No, the “D” doesn’t stand for “douchebag” or anything like that, but it probably would be a bit more appropriate. D-Man (short for Demolition Man) is actually a less powerful, less cooler (and much whiter) version of Luke Cage. His powers consist of superhuman strength, endurance and resistance to injury (isn’t that technically a survival instinct?) don’t make him much different than a Speed Junkie, which might also explain his choice in fashion.
With a name like Deathcry, you could only expect this character to have joined during the “extreme” era of the 90s… and you’d be right. A member of the Shi’ar Empire, Deathcry was sent to “protect” the Avengers from a possible Kree attack by her queen (Lilandra), but all she really did was hang around and sulk. In a way, she was sorta like a female version of Wolverine (bad attitude, loner, savage battle instincts), only she wasn’t hardly as cool. She did apparently have the power to make babies cry – go figure.
Not to be mistaken for Nintendo’s space-faring Star Fox (two words), Marvel’s Starfox is brother to super-villain Thanos, a member of the Eternals (an ancient race of superhumans) and an accused rapist (don’t worry, he was later acquitted). You see, Starfox possesses an “euphoria effect” that stimulates the pleasure center of the brain which he can use to influence people. It’s sorta like a pervy Jedi mind-trick, only it’s usefulness in the midst of battle is questionable at best. Besides, the dude just looks like a jerk.
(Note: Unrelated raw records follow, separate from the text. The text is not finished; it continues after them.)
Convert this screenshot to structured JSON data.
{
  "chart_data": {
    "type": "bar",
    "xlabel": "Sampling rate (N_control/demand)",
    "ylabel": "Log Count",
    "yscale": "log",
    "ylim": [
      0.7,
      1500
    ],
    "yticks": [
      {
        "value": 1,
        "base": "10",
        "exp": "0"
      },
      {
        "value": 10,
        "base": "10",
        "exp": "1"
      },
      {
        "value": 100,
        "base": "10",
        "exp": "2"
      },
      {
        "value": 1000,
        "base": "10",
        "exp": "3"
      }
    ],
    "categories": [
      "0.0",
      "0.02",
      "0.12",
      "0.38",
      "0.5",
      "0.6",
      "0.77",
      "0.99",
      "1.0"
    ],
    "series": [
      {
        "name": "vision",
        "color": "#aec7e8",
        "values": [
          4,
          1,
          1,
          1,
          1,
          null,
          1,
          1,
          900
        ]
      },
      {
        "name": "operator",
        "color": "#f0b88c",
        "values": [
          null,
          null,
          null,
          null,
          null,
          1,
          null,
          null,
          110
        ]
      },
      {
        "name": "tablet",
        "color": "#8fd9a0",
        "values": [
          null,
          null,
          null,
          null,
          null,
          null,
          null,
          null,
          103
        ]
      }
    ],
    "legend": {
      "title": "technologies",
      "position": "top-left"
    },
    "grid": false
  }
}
When it came to the lamest of the lame, I just couldn’t decide which warrior woman had it worst, Deathcry or Silverclaw. Don’t get me wrong, there are plenty of memorable, female Avengers that have come and gone over the years, but these two are not among them. Ultimately, though, Silverclaw’s off-the-wall transformations took the cake. A one-woman Wonder Twin, Maria De Guadalupe Santiago (aka Silverclaw) can “mimic the physical characteristics of various animals native to rainforests and jungles.” You know, animals like jaguars, snakes, crocodiles, cockatoos, llamas… what?! Silverclaw, you so crazy girl.